Thursday, September 27, 2012

Premium Rush

Riding Like Hell

Cycling is a skill everyone ought to pick up, because nothing beats having to careen down busy roads and sidewalks, bypassing traffic for the most parts, and irritating the shit out of pedestrians while working up a sweat. Admit it, everyone probably have had a cyclist whizz by and avoiding a collision by the whisker, and in the cyclist's shoes, there's something of an indescribable adrenaline rush to have come so close, and yet escaping from an accident. It's the thrill of being on the edge, that excites some. When translated to the screen, it brings a simulated experience with nary the real world dangers.

Co-written and directed by David Koepp, Premium Rush encapsulates everything that's efficient and sexy in riding a bike, and stars the current hot property from Tinseltown, Joseph Gordon-Levitt as Wilee (moniker for Wild E Cayote), a bike messenger who had chosen his profession because he can't see himself in a suit, armed with a law degree, and getting stuck behind a desk for a job. A trick cyclist who has put his stunt past behind him, and now utilizing his skills to make a living by guaranteeing delivery in the Big Apple, little does he know that the latest package picked up from Jamie Chung's Nima would see him become the constant game for crooked cop Bobby Monday (Michael Shannon, the man who would be General Zod in next year's Man of Steel), who is looking for a way out of a mounting gambling debt, and is seriously in need of anger management classes. Just what Wilee is carrying would probably be immaterial and serves as a necessary plot device to get the movie going, with attempts at weaving a story that's pretty much non-judgemental on the human trafficking trade.

Who would have thought that Bike Messengers would be a serious business in itself, and being quite the no brainer for speedy deliveries being made when the online world starts to act up. Like the Transporter, the messengers courier stuff from one point to another with minimal questions asked, and for the rate they make, it's no wonder it's fairly lucrative, though it seems to be part of compensating the risks being taken on the roads which are unforgiving, especially in crowded cities. For Wilee though, this challenge and lifestyle got a little bit more complex with his no brakes, steel frame, fixed gear mantra, making the protagonist a daredevil at heart and risk taker of sorts, fueling his passion by going for the ultimate ride in each of his assigned deliveries, with the help of GPS navigation.

Koepp probably had a lot of stunt people to thank, and CG artists for coming up with extremely well thought out designs to keep us riveted to the bike action on screen, and I'd swear if there was a pedal in front of me, I'd pedal away as well. A lot of effort had gone into spicing and sprucing a film that's basically multiple journeys from point A to point B, starting with graphical GPS maps that chart out the route one must take, to its associated streetviews at the destination. Then there are plenty of split-second decisions that Wilee has to make, comedic as it presents the different scenarios tied to the various paths that he could utilize to get out of tricky situations, more often than not it's something that's based on the instincts of an experienced rider. And as far as camerawork goes, nothing beats first person perspective behind the handlebars looking on, or adopting a near road level feel as the visuals weave in and out of traffic and obstruction. If this was filmed for the IMAX screen, I'm pretty sure it'll be a hit given its immersive experience, and the deliberate attempts at putting the view smack in the thick of all the action.

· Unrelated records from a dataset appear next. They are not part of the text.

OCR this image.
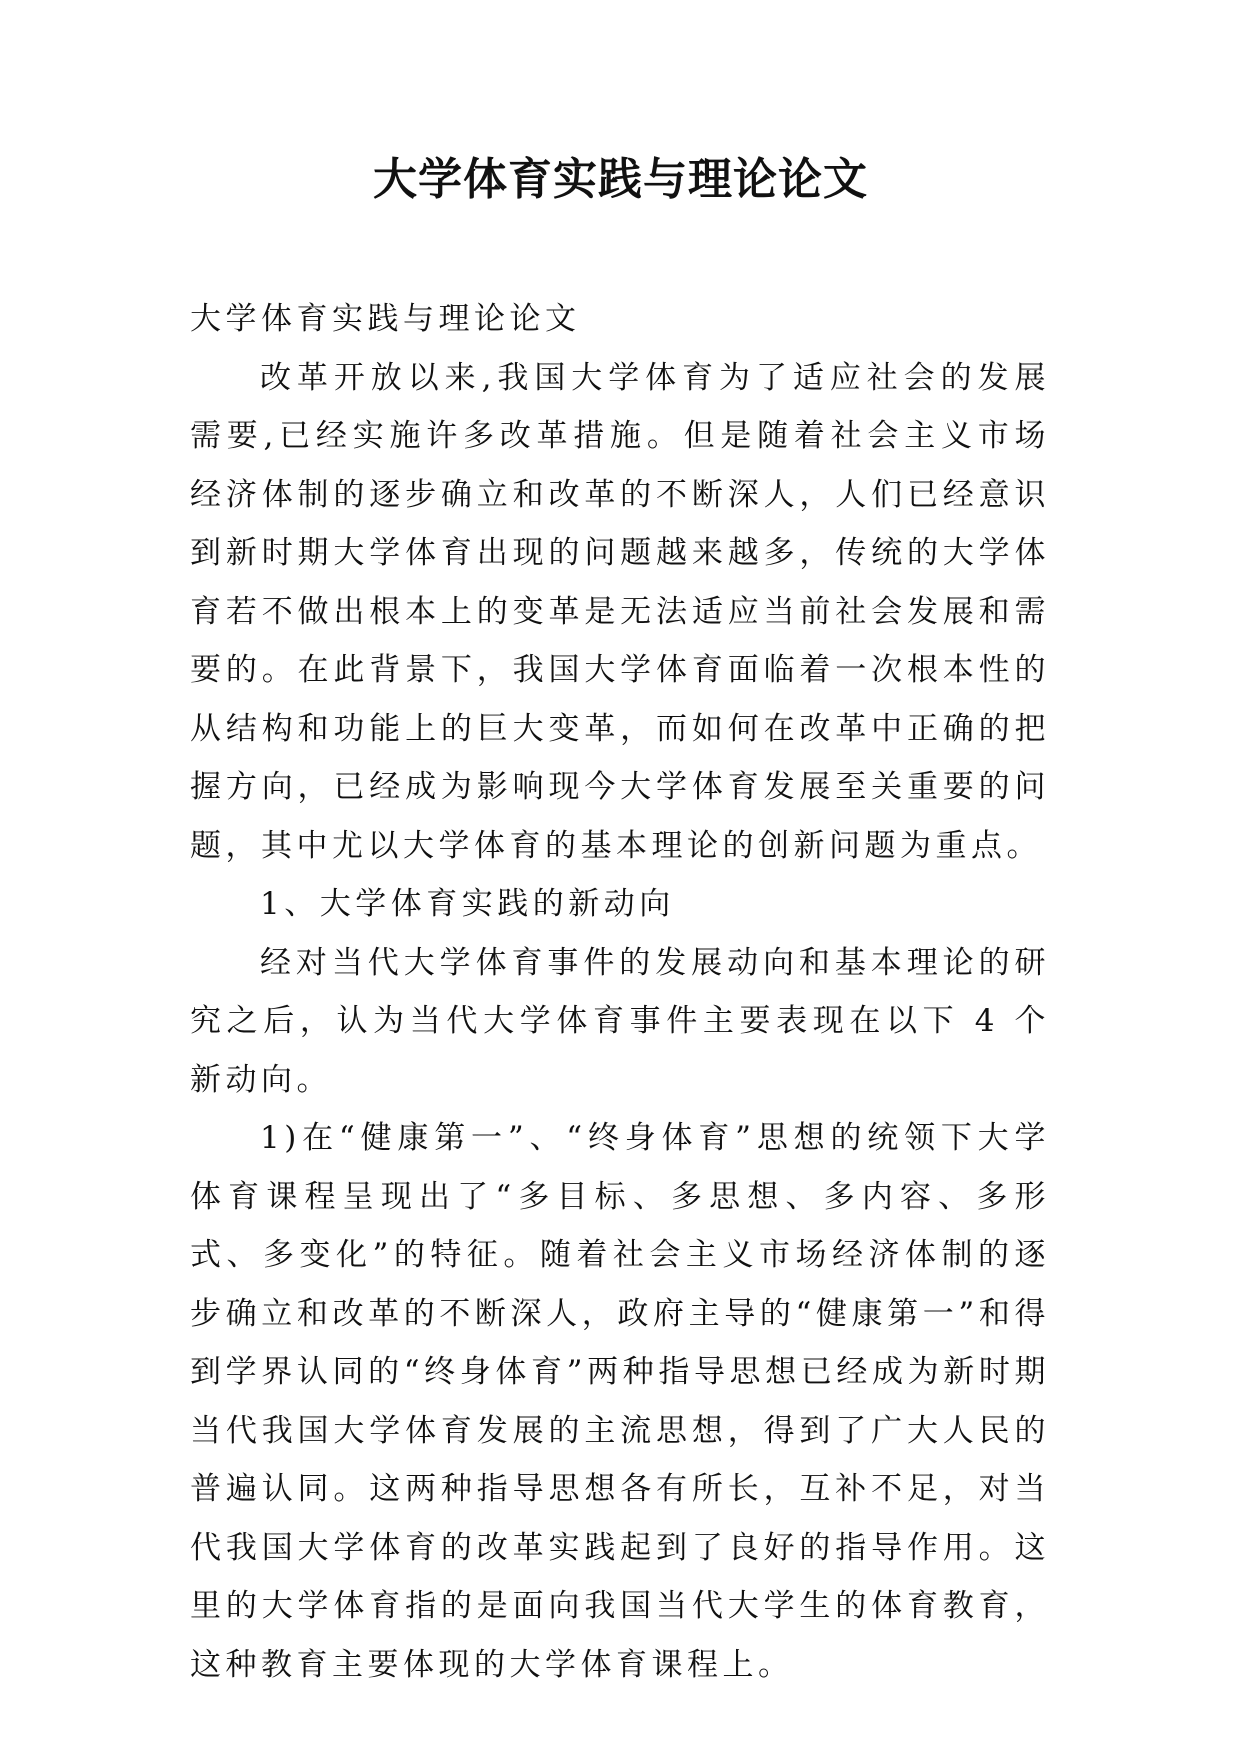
大学体育实践与理论论文

大学体育实践与理论论文

改革开放以来,我国大学体育为了适应社会的发展需要,已经实施许多改革措施。但是随着社会主义市场经济体制的逐步确立和改革的不断深人，人们已经意识到新时期大学体育出现的问题越来越多，传统的大学体育若不做出根本上的变革是无法适应当前社会发展和需要的。在此背景下，我国大学体育面临着一次根本性的从结构和功能上的巨大变革，而如何在改革中正确的把握方向，已经成为影响现今大学体育发展至关重要的问题，其中尤以大学体育的基本理论的创新问题为重点。

1、大学体育实践的新动向

经对当代大学体育事件的发展动向和基本理论的研究之后，认为当代大学体育事件主要表现在以下 4 个新动向。

1)在“健康第一”、“终身体育”思想的统领下大学体育课程呈现出了“多目标、多思想、多内容、多形式、多变化”的特征。随着社会主义市场经济体制的逐步确立和改革的不断深人，政府主导的“健康第一”和得到学界认同的“终身体育”两种指导思想已经成为新时期当代我国大学体育发展的主流思想，得到了广大人民的普遍认同。这两种指导思想各有所长，互补不足，对当代我国大学体育的改革实践起到了良好的指导作用。这里的大学体育指的是面向我国当代大学生的体育教育，这种教育主要体现的大学体育课程上。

The non-linear narrative keep things interesting and engaged for the audience, since it forces you to piece together the chronology of events, and how the series of incidents helped to build suspense for what would be a plain narrative if mapped out in order from beginning to end. Joseph Gordon-Levitt scores in being yet another average Joe character thrust into being the accidental and reluctant hero who has to rely on his innate abilities and street smarts to survive what would be the law constantly on his tail, with Christopher Place playing a beat cop on wheels who's constantly comedy fodder for his lack of biking prowess. And to provide some breathing space in between high octane action sequences, the token on-off relationship between Wiley and fellow rider Vanessa (Dania Ramirez) forces itself like a pit stop in between an endurance run, which could have been done without if not to set up some rivalry between Wiley and Vanessa's potential suitor Manny (Wole Parks), yet again as a catalyst for an out an out race between two bikers who adopt different philosophies in life and biking.

Premium Rush scores in providing a unique selling point to the standard action adventure, and will probably encourage more to pick up the activity, if not more of some who will take it to the streets, or for the less courageous, the pavement, where the rest of us will likely be like the hundreds of faceless persons in the movie, dishing our fair share of colourful languages to those riding like the wind.


Anonymous said...

Nothing new that we haven’t seen or heard before, but it still has some fun with itself, even if the writing really takes away from it. Nice review Stefan.

Stefan S said...

Thanks Dan, just popped over your site, it's massive!